In the continuing quest to suck the lifeblood out of us all, Amazon announced three new streaming ad formats for Prime Video (well, 2.5). This is in addition to all the other stuff they were doing with ads in the interface and screen stealers “pause ads”. Scharon Harding at Ars Technica first brought this to my attention, but it’s worth reading Amazon’s advertising blog post about this:

  • Shoppable carousel ads, which make it easy for customers to browse and shop multiple related products on Amazon during ad breaks on Prime Video. Brands can present a sliding lineup of their products that customers can explore on Amazon and add to their cart using most living-room remotes.

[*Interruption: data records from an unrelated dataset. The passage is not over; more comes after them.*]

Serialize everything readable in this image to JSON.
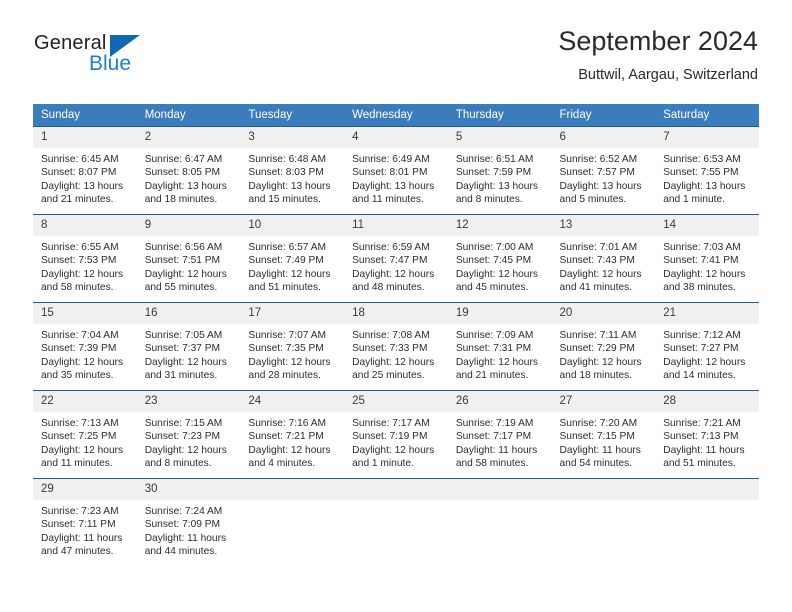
{
  "brand": {
    "name_part1": "General",
    "name_part2": "Blue",
    "triangle_icon": "triangle-icon"
  },
  "header": {
    "title": "September 2024",
    "location": "Buttwil, Aargau, Switzerland"
  },
  "colors": {
    "header_blue": "#3b7cbd",
    "row_border_blue": "#1a5fa0",
    "daynum_band": "#f0f0f0",
    "brand_blue": "#1b7fd4",
    "logo_triangle": "#1068b3"
  },
  "weekdays": [
    "Sunday",
    "Monday",
    "Tuesday",
    "Wednesday",
    "Thursday",
    "Friday",
    "Saturday"
  ],
  "weeks": [
    [
      {
        "day": "1",
        "sunrise": "Sunrise: 6:45 AM",
        "sunset": "Sunset: 8:07 PM",
        "daylight_1": "Daylight: 13 hours",
        "daylight_2": "and 21 minutes."
      },
      {
        "day": "2",
        "sunrise": "Sunrise: 6:47 AM",
        "sunset": "Sunset: 8:05 PM",
        "daylight_1": "Daylight: 13 hours",
        "daylight_2": "and 18 minutes."
      },
      {
        "day": "3",
        "sunrise": "Sunrise: 6:48 AM",
        "sunset": "Sunset: 8:03 PM",
        "daylight_1": "Daylight: 13 hours",
        "daylight_2": "and 15 minutes."
      },
      {
        "day": "4",
        "sunrise": "Sunrise: 6:49 AM",
        "sunset": "Sunset: 8:01 PM",
        "daylight_1": "Daylight: 13 hours",
        "daylight_2": "and 11 minutes."
      },
      {
        "day": "5",
        "sunrise": "Sunrise: 6:51 AM",
        "sunset": "Sunset: 7:59 PM",
        "daylight_1": "Daylight: 13 hours",
        "daylight_2": "and 8 minutes."
      },
      {
        "day": "6",
        "sunrise": "Sunrise: 6:52 AM",
        "sunset": "Sunset: 7:57 PM",
        "daylight_1": "Daylight: 13 hours",
        "daylight_2": "and 5 minutes."
      },
      {
        "day": "7",
        "sunrise": "Sunrise: 6:53 AM",
        "sunset": "Sunset: 7:55 PM",
        "daylight_1": "Daylight: 13 hours",
        "daylight_2": "and 1 minute."
      }
    ],
    [
      {
        "day": "8",
        "sunrise": "Sunrise: 6:55 AM",
        "sunset": "Sunset: 7:53 PM",
        "daylight_1": "Daylight: 12 hours",
        "daylight_2": "and 58 minutes."
      },
      {
        "day": "9",
        "sunrise": "Sunrise: 6:56 AM",
        "sunset": "Sunset: 7:51 PM",
        "daylight_1": "Daylight: 12 hours",
        "daylight_2": "and 55 minutes."
      },
      {
        "day": "10",
        "sunrise": "Sunrise: 6:57 AM",
        "sunset": "Sunset: 7:49 PM",
        "daylight_1": "Daylight: 12 hours",
        "daylight_2": "and 51 minutes."
      },
      {
        "day": "11",
        "sunrise": "Sunrise: 6:59 AM",
        "sunset": "Sunset: 7:47 PM",
        "daylight_1": "Daylight: 12 hours",
        "daylight_2": "and 48 minutes."
      },
      {
        "day": "12",
        "sunrise": "Sunrise: 7:00 AM",
        "sunset": "Sunset: 7:45 PM",
        "daylight_1": "Daylight: 12 hours",
        "daylight_2": "and 45 minutes."
      },
      {
        "day": "13",
        "sunrise": "Sunrise: 7:01 AM",
        "sunset": "Sunset: 7:43 PM",
        "daylight_1": "Daylight: 12 hours",
        "daylight_2": "and 41 minutes."
      },
      {
        "day": "14",
        "sunrise": "Sunrise: 7:03 AM",
        "sunset": "Sunset: 7:41 PM",
        "daylight_1": "Daylight: 12 hours",
        "daylight_2": "and 38 minutes."
      }
    ],
    [
      {
        "day": "15",
        "sunrise": "Sunrise: 7:04 AM",
        "sunset": "Sunset: 7:39 PM",
        "daylight_1": "Daylight: 12 hours",
        "daylight_2": "and 35 minutes."
      },
      {
        "day": "16",
        "sunrise": "Sunrise: 7:05 AM",
        "sunset": "Sunset: 7:37 PM",
        "daylight_1": "Daylight: 12 hours",
        "daylight_2": "and 31 minutes."
      },
      {
        "day": "17",
        "sunrise": "Sunrise: 7:07 AM",
        "sunset": "Sunset: 7:35 PM",
        "daylight_1": "Daylight: 12 hours",
        "daylight_2": "and 28 minutes."
      },
      {
        "day": "18",
        "sunrise": "Sunrise: 7:08 AM",
        "sunset": "Sunset: 7:33 PM",
        "daylight_1": "Daylight: 12 hours",
        "daylight_2": "and 25 minutes."
      },
      {
        "day": "19",
        "sunrise": "Sunrise: 7:09 AM",
        "sunset": "Sunset: 7:31 PM",
        "daylight_1": "Daylight: 12 hours",
        "daylight_2": "and 21 minutes."
      },
      {
        "day": "20",
        "sunrise": "Sunrise: 7:11 AM",
        "sunset": "Sunset: 7:29 PM",
        "daylight_1": "Daylight: 12 hours",
        "daylight_2": "and 18 minutes."
      },
      {
        "day": "21",
        "sunrise": "Sunrise: 7:12 AM",
        "sunset": "Sunset: 7:27 PM",
        "daylight_1": "Daylight: 12 hours",
        "daylight_2": "and 14 minutes."
      }
    ],
    [
      {
        "day": "22",
        "sunrise": "Sunrise: 7:13 AM",
        "sunset": "Sunset: 7:25 PM",
        "daylight_1": "Daylight: 12 hours",
        "daylight_2": "and 11 minutes."
      },
      {
        "day": "23",
        "sunrise": "Sunrise: 7:15 AM",
        "sunset": "Sunset: 7:23 PM",
        "daylight_1": "Daylight: 12 hours",
        "daylight_2": "and 8 minutes."
      },
      {
        "day": "24",
        "sunrise": "Sunrise: 7:16 AM",
        "sunset": "Sunset: 7:21 PM",
        "daylight_1": "Daylight: 12 hours",
        "daylight_2": "and 4 minutes."
      },
      {
        "day": "25",
        "sunrise": "Sunrise: 7:17 AM",
        "sunset": "Sunset: 7:19 PM",
        "daylight_1": "Daylight: 12 hours",
        "daylight_2": "and 1 minute."
      },
      {
        "day": "26",
        "sunrise": "Sunrise: 7:19 AM",
        "sunset": "Sunset: 7:17 PM",
        "daylight_1": "Daylight: 11 hours",
        "daylight_2": "and 58 minutes."
      },
      {
        "day": "27",
        "sunrise": "Sunrise: 7:20 AM",
        "sunset": "Sunset: 7:15 PM",
        "daylight_1": "Daylight: 11 hours",
        "daylight_2": "and 54 minutes."
      },
      {
        "day": "28",
        "sunrise": "Sunrise: 7:21 AM",
        "sunset": "Sunset: 7:13 PM",
        "daylight_1": "Daylight: 11 hours",
        "daylight_2": "and 51 minutes."
      }
    ],
    [
      {
        "day": "29",
        "sunrise": "Sunrise: 7:23 AM",
        "sunset": "Sunset: 7:11 PM",
        "daylight_1": "Daylight: 11 hours",
        "daylight_2": "and 47 minutes."
      },
      {
        "day": "30",
        "sunrise": "Sunrise: 7:24 AM",
        "sunset": "Sunset: 7:09 PM",
        "daylight_1": "Daylight: 11 hours",
        "daylight_2": "and 44 minutes."
      },
      {
        "day": "",
        "sunrise": "",
        "sunset": "",
        "daylight_1": "",
        "daylight_2": ""
      },
      {
        "day": "",
        "sunrise": "",
        "sunset": "",
        "daylight_1": "",
        "daylight_2": ""
      },
      {
        "day": "",
        "sunrise": "",
        "sunset": "",
        "daylight_1": "",
        "daylight_2": ""
      },
      {
        "day": "",
        "sunrise": "",
        "sunset": "",
        "daylight_1": "",
        "daylight_2": ""
      },
      {
        "day": "",
        "sunrise": "",
        "sunset": "",
        "daylight_1": "",
        "daylight_2": ""
      }
    ]
  ]
}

The ad automatically pauses so that customers can browse, and automatically resumes play when ad interaction has stopped.
  • Interactive pause ads, which enable customers to discover and engage with brands when they decide to pause the show or movie they’re streaming. When viewers press pause on their living-room remote, they will see a translucent ad featuring brand messaging and imagery, along with an “Add to Cart” and “Learn More” creative overlay. These ads extend the engagement opportunity beyond a traditional ad break, as the interactive overlay is available to customers for as long as the content is paused. With a click of their remote, customers can easily add the product to their Amazon cart, get more information sent to their email, and resume their stream at any time.
  • Interactive brand trivia ads, which help advertisers elevate their storytelling by entertaining customers with factoids about their brand while giving them the opportunity to shop on Amazon, learn more about services and products, and even unlock rewards. Customers can use their living-room remote to add a product to their cart, request information via email, and claim rewards like Amazon shopping credits with the purchase of eligible items.

Guh-ross.

Let’s just read some more about this depredation, shall we?

Prime Video has an average monthly ad-supported reach of over 200 million global customers. With Amazon customers shopping while watching content on Prime Video, Amazon Ads connects content to customers using Amazon’s addressable signals and first-party audiences. With this set of innovative S TV ad formats and access to a closed loop of insights, billions of signals help brands to continually improve their ad performance and campaign strategy.

Translation: We have engineered a captive audience by flipping that switch on opting everyone into ad-supported plans, and we have all the data on the audience from those plans, and if you want access to them, and the “insights” from their data you’ll use our advertising platform.

Let’s hop back over to Ars, where Scharon points out:

Still, Amazon claimed today that Prime Video ads reach an average of 200 million people monthly. Although, Amazon hasn’t provided a firm figure on how many Prime Video subscribers it currently has overall. In 2021, Amazon said that Prime, which includes Prime Video, had 200 million subscribers.

So that 200 million number is a lie because not every Prime subscriber watches Prime Video. They have the capacity to show ads to 200 million subscribers, were they all to actually use Prime Video.

This offends me for the same reason as all the other stuff, not because of advertising in the abstract, but because it is worsening an experience in a way no one anticipated when they subscribed. It is altering the deal when all this time I’ve been praying they do not alter it any further.

I do wonder how long it’ll be before they start offering advertisers display banners framing the video content. You know, but in a tasteful way that respects the closed-loop insights.


  1. I hope no one said that, “When God closes a door, he opens a window” line because that is just the worst. “This could be a good thing for you.” Is my runner-up.